Brye
Photo: Ella Mastin/William Hohe
Indie-Pop Breakout Brye Opens Up About Her Hit "LEMONS" & Overcoming Anxiety & Disordered Eating
Right now, rising future-pop artist Brye is enjoying the unique spoils of a breakout hit during quarantine. Since its release in April, her infections "LEMONS" has surpassed 15 million streams, earned spots on hit-making playlists everywhere and taken off on TikTok.
But only about a year ago, Brye, born Brye Sebring, hit rock bottom. After years of struggling with anxiety and disordered eating, the 17-year-old musician and songwriter finally accepted that these issues weren’t going away and she needed help.
“I was like, ‘This has gotten to a point where I’m absolutely miserable,’” Sebring, the Chicago native, recalls while on a family trip to Nashville. “I can’t enjoy going out. I can’t enjoy staying home. I can’t enjoy anything the way I used. Everything was about food and body. It was overwhelmingly exhausting.”
She sat on the news for about six months before telling her parents and her closest friends—something she has no memory of doing. All she knows is that “it all bubbled to the surface. I didn’t have room for it anymore. I couldn’t handle it on my own.”
As brave as that admission and her decision to seek treatment was, Sebring made an even more courageous step to make and share a video about her struggles. At first, it was only accessible to her friends and family through her Instagram account, but a couple of months later, she dropped the clip on her YouTube channel.
A video like Brye’s isn’t terribly unusual for a teen living in the social media era, but what made her confession stick a little deeper was that it arrived around one month after a clip for “LEMONS,” her stark, catchy kiss off to a poisonous relationship. The song was well on its way to become a small sensation thanks to some regular airplay on SiriusXM’s AltNation channel and fans making their own videos for the song or using it as the soundtrack for their TikTok posts. Her clip admitting to her eating disorder may not have garnered the same number of views as “LEMONS,” but it has opened up a conversation in the comments with her fans revealing their own struggles and finding inspiration in Sebring’s words.
“It connected with a crap ton of people,” she says, “because my audience is generally teenage girls. And this is a really common problem, especially in high school when we’re struggling to find ourselves and questioning everything about ourselves. It was really cool to see people connect with it, and it was really difficult at the same time.”
As you might have gathered by now, Sebring is remarkably level headed for someone her age, especially as she deals with the first flushes of potential pop success. But that could be because she has been building toward this moment her whole life. Growing up in a family full of music lovers, she spent her pre-teen years obsessing over the songs of Kelly Clarkson and Ben Rector while enjoying a steady diet of Disney classics.
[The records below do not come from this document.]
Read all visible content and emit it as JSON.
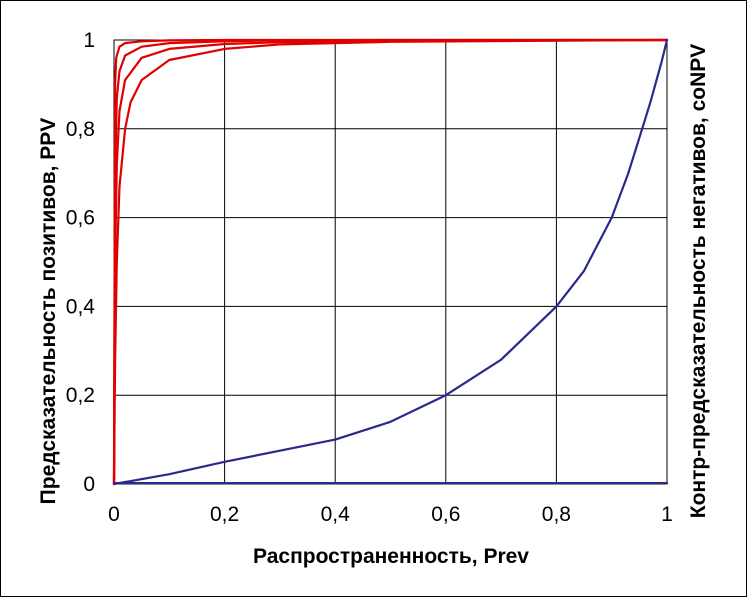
{
  "chart_data": {
    "type": "line",
    "title": "",
    "xlabel": "Распространенность, Prev",
    "ylabel_left": "Предсказательность позитивов, PPV",
    "ylabel_right": "Контр-предсказательность негативов, coNPV",
    "xlim": [
      0,
      1
    ],
    "ylim": [
      0,
      1
    ],
    "x_ticks": [
      "0",
      "0,2",
      "0,4",
      "0,6",
      "0,8",
      "1"
    ],
    "y_ticks": [
      "0",
      "0,2",
      "0,4",
      "0,6",
      "0,8",
      "1"
    ],
    "grid": true,
    "colors": {
      "ppv": "#e00000",
      "conpv": "#2a2a8c",
      "grid": "#000000"
    },
    "series": [
      {
        "group": "ppv",
        "x": [
          0,
          0.002,
          0.005,
          0.01,
          0.02,
          0.05,
          0.1,
          0.2,
          0.3,
          0.5,
          0.7,
          1
        ],
        "y": [
          0,
          0.7,
          0.87,
          0.93,
          0.965,
          0.985,
          0.993,
          0.997,
          0.999,
          1,
          1,
          1
        ]
      },
      {
        "group": "ppv",
        "x": [
          0,
          0.002,
          0.005,
          0.01,
          0.02,
          0.05,
          0.1,
          0.2,
          0.3,
          0.5,
          0.7,
          1
        ],
        "y": [
          0,
          0.5,
          0.72,
          0.84,
          0.91,
          0.96,
          0.98,
          0.991,
          0.995,
          0.998,
          0.999,
          1
        ]
      },
      {
        "group": "ppv",
        "x": [
          0,
          0.002,
          0.005,
          0.01,
          0.02,
          0.03,
          0.05,
          0.1,
          0.2,
          0.3,
          0.5,
          1
        ],
        "y": [
          0,
          0.28,
          0.5,
          0.67,
          0.8,
          0.86,
          0.91,
          0.955,
          0.98,
          0.99,
          0.996,
          1
        ]
      },
      {
        "group": "ppv",
        "x": [
          0,
          0.002,
          0.004,
          0.01,
          0.02,
          0.05,
          0.1,
          0.2,
          0.5,
          1
        ],
        "y": [
          0,
          0.9,
          0.96,
          0.985,
          0.993,
          0.997,
          0.999,
          1,
          1,
          1
        ]
      },
      {
        "group": "conpv",
        "x": [
          0,
          0.1,
          0.2,
          0.3,
          0.4,
          0.5,
          0.6,
          0.7,
          0.8,
          0.85,
          0.9,
          0.93,
          0.95,
          0.97,
          0.99,
          1
        ],
        "y": [
          0,
          0.022,
          0.05,
          0.075,
          0.1,
          0.14,
          0.2,
          0.28,
          0.4,
          0.48,
          0.6,
          0.7,
          0.78,
          0.86,
          0.95,
          1
        ]
      },
      {
        "group": "conpv",
        "x": [
          0,
          1
        ],
        "y": [
          0.002,
          0.002
        ]
      }
    ]
  }
}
Before long, she transitioned into writing her own songs, slowly sharing them with her friends and family as she built up the confidence to unveil the best ones to the world at large. And as she got older, her ambitions got a little grander. She wrote and directed a musical at her high school, and released her first EP Million Songs last year.
But now as “LEMONS” continues to catch fire as a single, Sebring has to figure out how to move forward in her career during a time when she can’t do the work of touring to promote the single or talking to labels that might help her get to the next level. At the same time, though, she admits that she might not have had the energy or headspace to deal with a slew of meetings or performances.
“I think there’s a reason [“LEMONS”’ success] happened during this pandemic,” she says. “Life has a weird way of making things turn out the way they’re supposed to. I’m trying to look at it from the perspective of, ‘Could I have handled all of that commotion with where I am emotionally right now?’ I have pretty much the best excuse in the world to not be exerting myself too much.”
Instead, even as she feels the itch to get new music out soon, Sebring is concentrating on the work of healing—something that’s only gotten harder as she continues to be stuck at home.
“It’s definitely taking a toll,” Sebring says. “Especially at the beginning, there were moments when my body dysmorphia was really bad and I felt close to relapse. I think that just comes with isolation and uncertainty. For a year and a half, my coping mechanism was restriction and obsessing over my body. It’s hard to get out and cope in a different way, especially when this is the most stressful thing I’ve ever gone through.”